|Del Close was born on 9th March 1934 in Manhatten, Kansas, USA.
Del Close-Gap Rating 9/10
Along with Keith Johnstone and Viola Spolin, He is considered one of the premier influences on modern improvisational theater.
An actor, improviser, writer, and teacher, Close had a prolific career, appearing in a number of films and television shows. He was a co-author of the book Truth in Comedy along with partner Charna Halpern, which outlines techniques now common to longform improvisational theater and describes the overall structure of “Harold” which remains a common frame for longer improvisational scenes. His favorite framework for comedic storytelling was the structures of Wagner’s Ring Cycle.

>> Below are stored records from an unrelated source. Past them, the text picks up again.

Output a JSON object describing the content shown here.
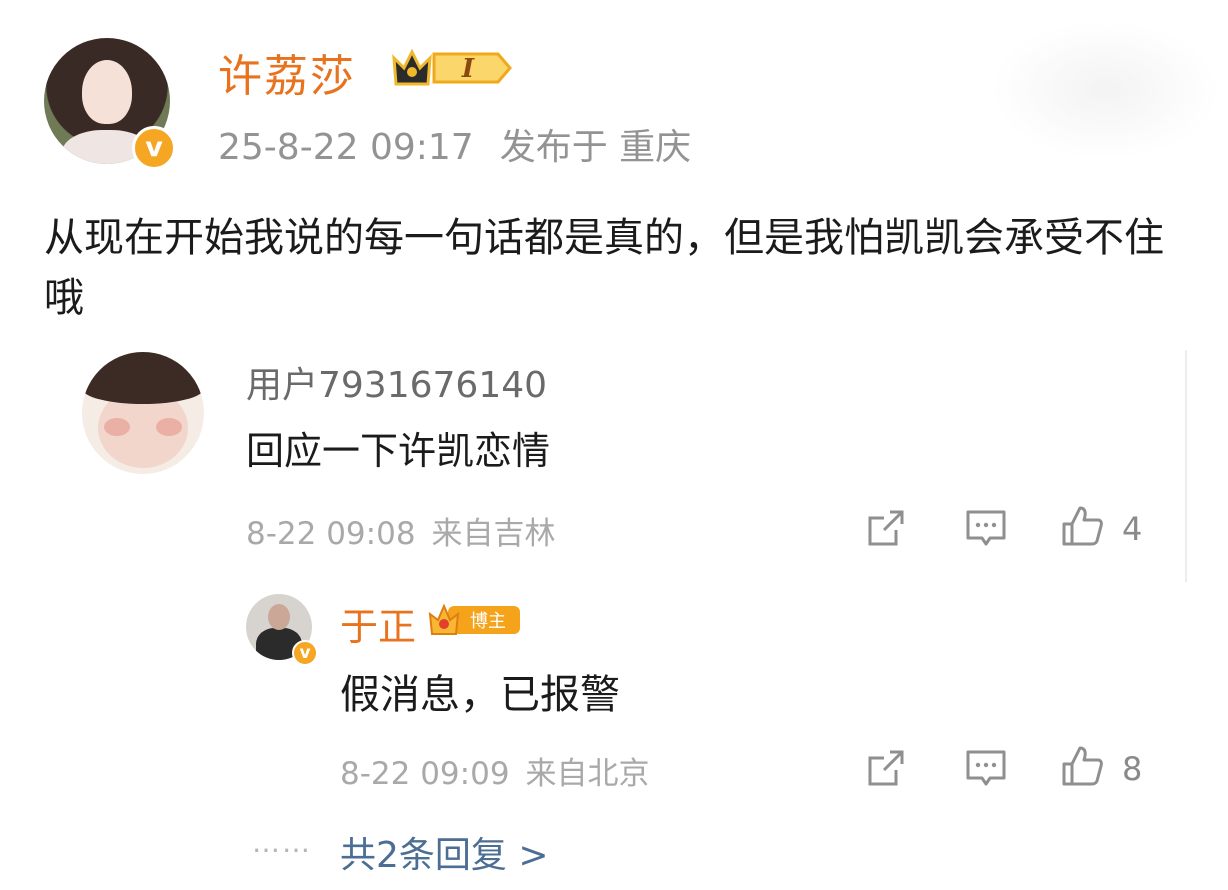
{
  "post": {
    "author": "许荔莎",
    "rank_badge": "I",
    "datetime": "25-8-22 09:17",
    "location": "发布于 重庆",
    "text": "从现在开始我说的每一句话都是真的，但是我怕凯凯会承受不住哦"
  },
  "comment": {
    "username": "用户7931676140",
    "text": "回应一下许凯恋情",
    "time": "8-22 09:08",
    "location": "来自吉林",
    "like_count": "4"
  },
  "reply": {
    "username": "于正",
    "badge_label": "博主",
    "text": "假消息，已报警",
    "time": "8-22 09:09",
    "location": "来自北京",
    "like_count": "8"
  },
  "more_dots": "……",
  "more_replies": "共2条回复 >",
  "colors": {
    "accent_orange": "#e8731f",
    "verified_badge": "#f5a623",
    "link_blue": "#4c6e95",
    "meta_gray": "#a9a9a9"
  },
  "icons": [
    "share-icon",
    "comment-icon",
    "like-icon",
    "verified-badge-icon",
    "crown-icon"
  ]
}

Close was born and raised in Manhattan, Kansas. He ran away from home at the age of 17 to join a traveling side show, but returned to attend college at Kansas State. At the age of 23, he became a member of the Compass Players in St. Louis. When most of the cast moved to Chicago in 1959 to help form The Second City, Close instead moved to New York City to perform stand-up comedy.
Around this time, he worked with John Brent to record the classic beatnik satire album How to Speak Hip (Mercury, 1959), which became a prized record for DJs worldwide and was one of Brian Wilson’s favourite comedy albums.

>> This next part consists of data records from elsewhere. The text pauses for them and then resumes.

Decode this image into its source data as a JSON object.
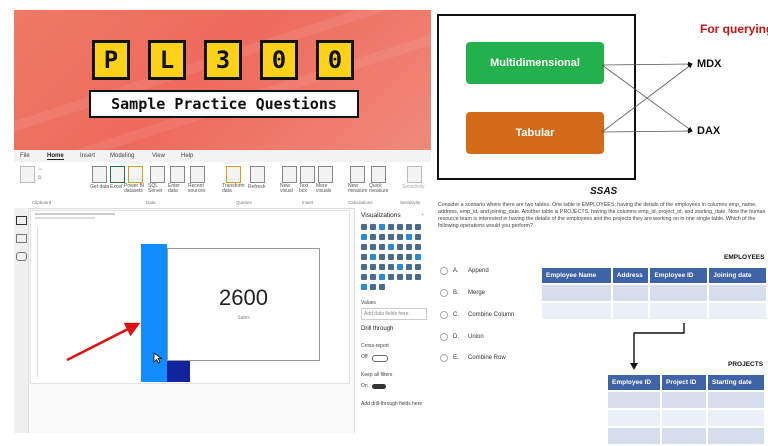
{
  "banner": {
    "tiles": [
      "P",
      "L",
      "3",
      "0",
      "0"
    ],
    "subtitle": "Sample Practice Questions"
  },
  "diagram": {
    "for_querying": "For querying",
    "box_top": "Multidimensional",
    "box_bottom": "Tabular",
    "lang_top": "MDX",
    "lang_bottom": "DAX",
    "caption": "SSAS"
  },
  "powerbi": {
    "tabs": [
      "File",
      "Home",
      "Insert",
      "Modeling",
      "View",
      "Help"
    ],
    "active_tab": "Home",
    "ribbon": [
      {
        "label": "Get data"
      },
      {
        "label": "Excel"
      },
      {
        "label": "Power BI datasets"
      },
      {
        "label": "SQL Server"
      },
      {
        "label": "Enter data"
      },
      {
        "label": "Recent sources"
      },
      {
        "label": "Transform data"
      },
      {
        "label": "Refresh"
      },
      {
        "label": "New visual"
      },
      {
        "label": "Text box"
      },
      {
        "label": "More visuals"
      },
      {
        "label": "New measure"
      },
      {
        "label": "Quick measure"
      },
      {
        "label": "Sensitivity"
      }
    ],
    "ribbon_groups": [
      "Clipboard",
      "Data",
      "Queries",
      "Insert",
      "Calculations",
      "Sensitivity"
    ],
    "visualizations_title": "Visualizations",
    "card_value": "2600",
    "card_label": "Sales",
    "values_label": "Values",
    "add_fields": "Add data fields here",
    "drill_through": "Drill through",
    "cross_report": "Cross-report",
    "off_label": "Off",
    "keep_filters": "Keep all filters",
    "on_label": "On",
    "add_drill": "Add drill-through fields here"
  },
  "question": {
    "text": "Consider a scenario where there are two tables. One table is EMPLOYEES, having the details of the employees in columns emp_name, address, emp_id, and joining_date. Another table is PROJECTS, having the columns emp_id, project_id, and starting_date. Now the human resource team is interested in having the details of the employees and the projects they are working on in one single table. Which of the following operations would you perform?",
    "options": [
      {
        "letter": "A.",
        "label": "Append"
      },
      {
        "letter": "B.",
        "label": "Merge"
      },
      {
        "letter": "C.",
        "label": "Combine Column"
      },
      {
        "letter": "D.",
        "label": "Union"
      },
      {
        "letter": "E.",
        "label": "Combine Row"
      }
    ]
  },
  "employees_table": {
    "title": "EMPLOYEES",
    "columns": [
      "Employee Name",
      "Address",
      "Employee ID",
      "Joining date"
    ]
  },
  "projects_table": {
    "title": "PROJECTS",
    "columns": [
      "Employee ID",
      "Project ID",
      "Starting date"
    ]
  },
  "colors": {
    "banner": "#ee6a5c",
    "tile": "#ffd21a",
    "multidimensional": "#22b14c",
    "tabular": "#d36a1a",
    "header_blue": "#3f63a7",
    "powerbi_blue": "#118dff",
    "powerbi_navy": "#12239e",
    "accent_red": "#cc1111"
  }
}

In 1960, Close moved to Chicago—which was to be his home base for much of the rest of his life—to perform and direct with Second City. Close left again, however, and spent the latter half of the 1960s in San Francisco, where he was the stage manager for The Committee theater, toured with the Merry Pranksters, and made light images for Grateful Dead shows.

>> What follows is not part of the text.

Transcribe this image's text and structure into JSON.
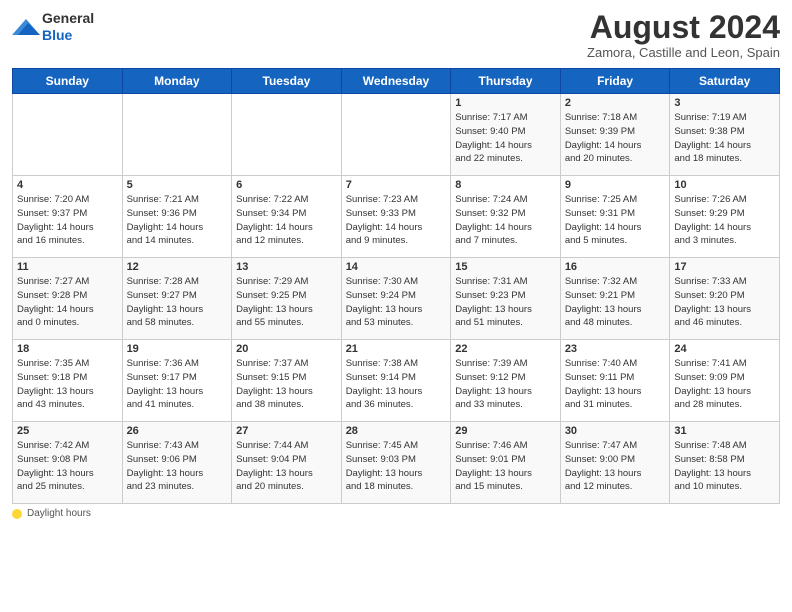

After returning to Chicago in the early 1970s, Close was hired again to direct at Second City. Over the next decade he helped develop many of today’s leading comedians. Acolytes of Del Close have gained prominence in the field of comedy with astounding frequency. At any given time, roughly a quarter of Saturday Night Live’s cast has been composed of his former trainees.
Close spent the 1980s and 1990s teaching comedy improv while slowly succumbing to emphysema. But he remained active. During this period, Close acted in several movies, co-authored the horror anthology Wasteland for DC Comics with John Ostrander, and along with Charna Halpern he co-founded the ImprovOlympic.
Legend has it that Close’s last words were, “I’m tired of being the funniest person in the room.” He donated his skull in his will to the Goodman Theatre for use in Hamlet productions, on the condition that he should receive credit in the program as Yorick.
His famous students include:
- John Belushi
- John Candy
- Stephen Colbert
- Andy Dick
- Chris Farley
- Tina Fey
- Shelly Long
- Mike Myers
- Bill Murray
- Bob Odenkirk
- Amy Poehler
- Gilda Radner
- Harold Ramis
- Andy Richter
- George Wendt
In 2005, Jeff Griggs published Guru, a book detailing his friendship with Del during the last two years of his life. Due to Del’s poor health, Charna Halpern arranged for Griggs to spend every Thursday afternoon with Close and run errands with him. Guru gives a particularly detailed and complete picture of Del. At the beginning of their relationship, Griggs was a student of Del’s, and the book includes various memorable chapters in which Griggs depicts Del as a teacher.
The book has been adapted into a screenplay, and as of March 2006, Harold Ramis is attached to direct the script, although it does not appear that the movie will soon be made. Ramis would like Bill Murray to play Close.